逆に朝の5時30分ころは小さな値動きで終わることが分かります。

さらにこれを曜日ごとにブレークダウンしていったりすると、いろいろなドラマも見えます。

22時30分は米国の指標発表がある時間であったり、午前10時はシンガポール取引所のSGXオープン前後だったりと、それぞれ理由が見えてきますね。

 

 

米ドル建ての方がおすすめです

最後に一つだけ。

日本では、どうしても円建ての取引が中心になりがちです。

ドル円を除いて人気ペアと言えば、ユーロ円、豪ドル円、ポンド円などではないでしょうか?

もちろん私たちの手元にあるのは円なので、何となく分かりやすいということはありますよね。

ただ、正確な値動きや透明性のある情報を得ようとするなら、米ドルストレートを使うほうが圧倒的に有利です。

なぜなら、円建ての銘柄は、基本的に米ドルストレートのペア同士を合成して出来上がっているからです。

◯ ユーロ円=EURUSD✕USDJPY

◯ 豪ドル円=AUDUSD✕USDJPY

◯ ポンド円=GBPUSD✕USDJPY

という具合ですね。

 

つまり、豪ドル円をロングするなら、それはAUDUSDをロングして、さらにUSDJPYをロングしている訳です。

「円ショートvsドルロング ✕ ドルショートvs豪ドルロング」 というように、取引ペア一つのつもりが、実は2つを同時に建てているということですね。

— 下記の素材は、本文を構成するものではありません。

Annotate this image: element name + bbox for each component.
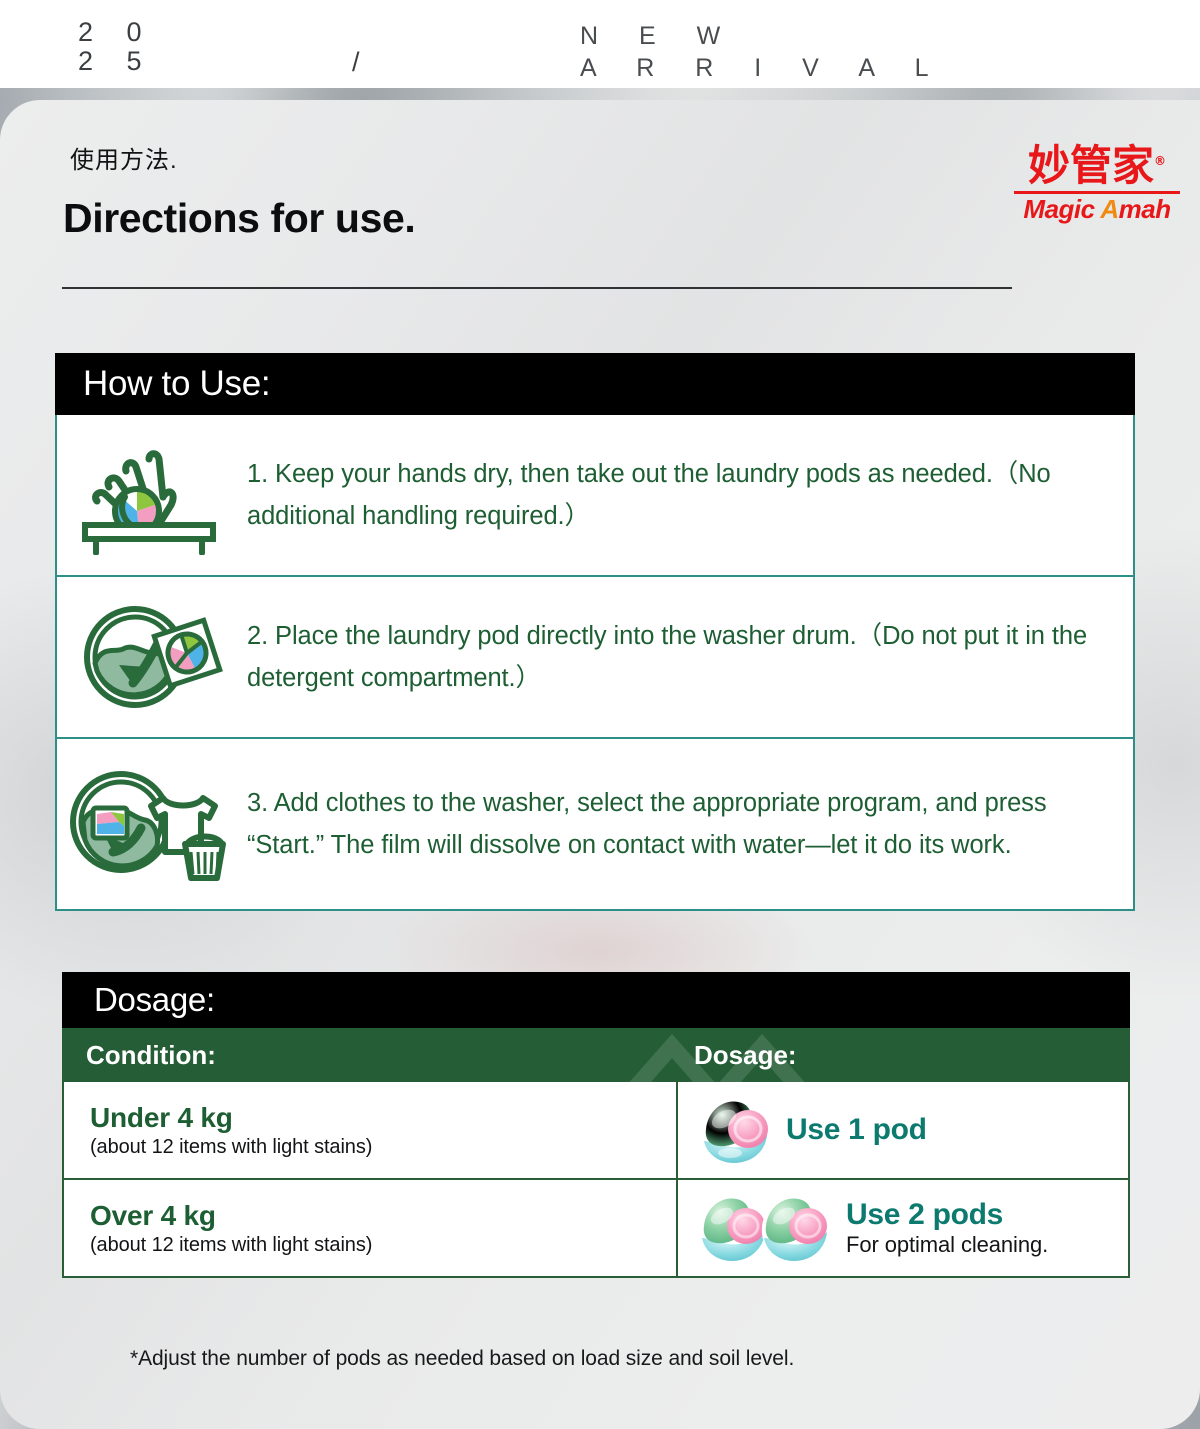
dosage-footnote: *Adjust the number of pods as needed bas… xyxy=(130,1347,794,1371)
new-arrival-label: N E W A R R I V A L xyxy=(580,20,946,84)
washer-drum-with-pod-icon xyxy=(57,597,247,717)
dosage-amount-cell: Use 1 pod xyxy=(678,1082,1128,1178)
how-to-use-step-text: 2. Place the laundry pod directly into t… xyxy=(247,615,1133,699)
dosage-condition-cell: Under 4 kg (about 12 items with light st… xyxy=(64,1082,678,1178)
washer-clothes-basket-icon xyxy=(57,764,247,884)
double-laundry-pod-icon xyxy=(694,1188,836,1268)
dosage-text-group: Use 1 pod xyxy=(786,1113,927,1147)
dosage-amount-cell: Use 2 pods For optimal cleaning. xyxy=(678,1180,1128,1276)
how-to-use-steps: 1. Keep your hands dry, then take out th… xyxy=(55,415,1135,911)
top-header-strip: 2 0 2 5 / N E W A R R I V A L xyxy=(0,0,1200,100)
directions-card: 使用方法. Directions for use. 妙管家® Magic Ama… xyxy=(0,100,1200,1429)
table-row: Over 4 kg (about 12 items with light sta… xyxy=(62,1180,1130,1278)
condition-detail: (about 12 items with light stains) xyxy=(90,1136,676,1159)
brand-logo-english-text: Magic Amah xyxy=(1012,195,1182,223)
condition-detail: (about 12 items with light stains) xyxy=(90,1234,676,1257)
page-title-chinese: 使用方法. xyxy=(70,140,178,175)
brand-logo: 妙管家® Magic Amah xyxy=(1012,138,1182,223)
how-to-use-header: How to Use: xyxy=(55,353,1135,415)
dosage-column-headers: Condition: Dosage: xyxy=(62,1028,1130,1082)
single-laundry-pod-icon xyxy=(694,1091,776,1169)
registered-trademark-icon: ® xyxy=(1154,154,1166,168)
new-arrival-line-2: A R R I V A L xyxy=(580,52,946,84)
new-arrival-line-1: N E W xyxy=(580,20,946,52)
year-line-2: 2 5 xyxy=(78,47,155,76)
condition-weight: Under 4 kg xyxy=(90,1102,676,1134)
how-to-use-step: 2. Place the laundry pod directly into t… xyxy=(57,577,1133,739)
dosage-heading: Dosage: xyxy=(94,981,215,1019)
how-to-use-step-text: 3. Add clothes to the washer, select the… xyxy=(247,782,1133,866)
dosage-amount: Use 2 pods xyxy=(846,1198,1048,1232)
how-to-use-step: 1. Keep your hands dry, then take out th… xyxy=(57,415,1133,577)
how-to-use-section: How to Use: xyxy=(55,353,1135,911)
dosage-amount: Use 1 pod xyxy=(786,1113,927,1147)
how-to-use-step: 3. Add clothes to the washer, select the… xyxy=(57,739,1133,909)
year-label: 2 0 2 5 xyxy=(78,18,155,76)
separator-slash: / xyxy=(352,47,360,78)
condition-weight: Over 4 kg xyxy=(90,1200,676,1232)
dosage-col-condition: Condition: xyxy=(62,1028,676,1082)
title-divider xyxy=(62,287,1012,289)
how-to-use-heading: How to Use: xyxy=(83,364,270,404)
dosage-section: Dosage: Condition: Dosage: Under 4 kg (a… xyxy=(62,972,1130,1278)
year-line-1: 2 0 xyxy=(78,18,155,47)
dosage-condition-cell: Over 4 kg (about 12 items with light sta… xyxy=(64,1180,678,1276)
brand-logo-chinese-text: 妙管家® xyxy=(1012,138,1182,189)
table-row: Under 4 kg (about 12 items with light st… xyxy=(62,1082,1130,1180)
dosage-header: Dosage: xyxy=(62,972,1130,1028)
how-to-use-step-text: 1. Keep your hands dry, then take out th… xyxy=(247,453,1133,537)
dosage-col-dosage: Dosage: xyxy=(676,1028,1130,1082)
dosage-note: For optimal cleaning. xyxy=(846,1232,1048,1258)
page-title: Directions for use. xyxy=(63,195,415,242)
dosage-text-group: Use 2 pods For optimal cleaning. xyxy=(846,1198,1048,1258)
hand-taking-pod-from-table-icon xyxy=(57,435,247,555)
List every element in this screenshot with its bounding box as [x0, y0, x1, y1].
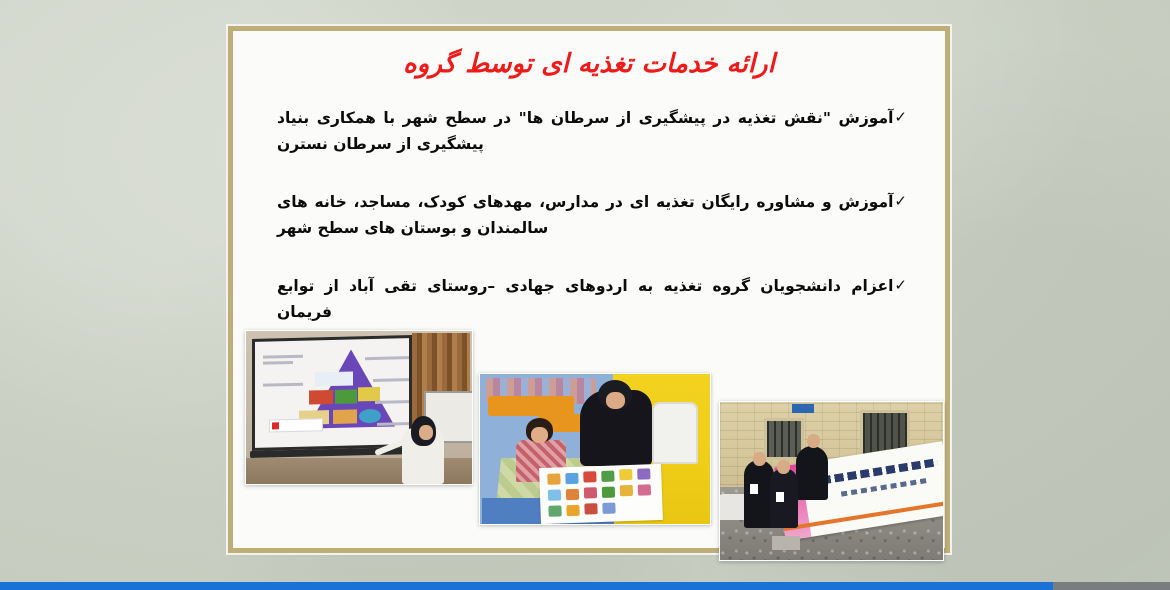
bullet-text-3: اعزام دانشجویان گروه تغذیه به اردوهای جه… [277, 273, 893, 325]
bullet-item-1: ✓ آموزش "نقش تغذیه در پیشگیری از سرطان ه… [277, 105, 907, 157]
playback-progress-fill [0, 582, 1053, 590]
bullet-list: ✓ آموزش "نقش تغذیه در پیشگیری از سرطان ه… [277, 105, 907, 357]
bullet-text-2: آموزش و مشاوره رایگان تغذیه ای در مدارس،… [277, 189, 893, 241]
slide-stage: ارائه خدمات تغذیه ای توسط گروه ✓ آموزش "… [0, 0, 1170, 590]
photo-kindergarten-nutrition-session [479, 373, 711, 525]
photo-lecture-food-pyramid [245, 330, 473, 485]
checkmark-icon: ✓ [894, 189, 907, 214]
photo-village-jihadi-camp-banner [719, 401, 944, 561]
slide-frame: ارائه خدمات تغذیه ای توسط گروه ✓ آموزش "… [228, 26, 950, 553]
bullet-item-2: ✓ آموزش و مشاوره رایگان تغذیه ای در مدار… [277, 189, 907, 241]
slide-title: ارائه خدمات تغذیه ای توسط گروه [233, 49, 945, 79]
checkmark-icon: ✓ [894, 105, 907, 130]
bullet-item-3: ✓ اعزام دانشجویان گروه تغذیه به اردوهای … [277, 273, 907, 325]
playback-progress-bar[interactable] [0, 582, 1170, 590]
bullet-text-1: آموزش "نقش تغذیه در پیشگیری از سرطان ها"… [277, 105, 893, 157]
photo-watermark [269, 418, 323, 432]
checkmark-icon: ✓ [894, 273, 907, 298]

勘の良い読者の方ならお気づきかもしれません。そう、豪ドル円を取引するよりも、AUDUSDかUSDJPYどちらかに絞ったほうが、精度のある取引が可能になることが多いのです。

もし豪ドル円を中心に取引されている方は、米ドルペアのAUDUSDもチェックしてみると、良いかもしれませんね。

ハッピー・トレーディング!

 

追伸

ご質問をいただきましたので、AUDUSDとUSDJPYとAUDJPYの3つチャートを作成してみました。

こんな感じの方向イメージですね。

AUDUSD・USDJPY・AUDJPYの比較チャート

 

About The Author

佐々木徹 (ささきとおる)

株式会社ファム代表取締役。愛媛県生まれ。英国ノッティンガム大学にて心理学を専攻、香川大学経済学部卒業。15年間の日米商社勤務を経て、2014年に独立・起業。同年には米国オンライン教育No.1のUdemyにて日本人初のトップ13講師入り。2,500名を超す受講生にトレードを指導する「ココスタ」運営責任者であり、トレーダー、起業家、マーケティング・ストラテジスト。講義一覧はこちら。

  • 笑富 恵紅寿

    2つの顔が「逆相関」の時は合成通貨は大体レンジになる、という理解で
    合っていますでしょうか・・・?(・ω・。)

    JPY中心思考を頭から外す=視野を広げ「目を見開く」効果もあるデスネ

    • Toru Sasaki

      笑富さん、こんにちは。レンジの件、記事内の最下部にチャートを追加しておきました。こんな感じでどうでしょう?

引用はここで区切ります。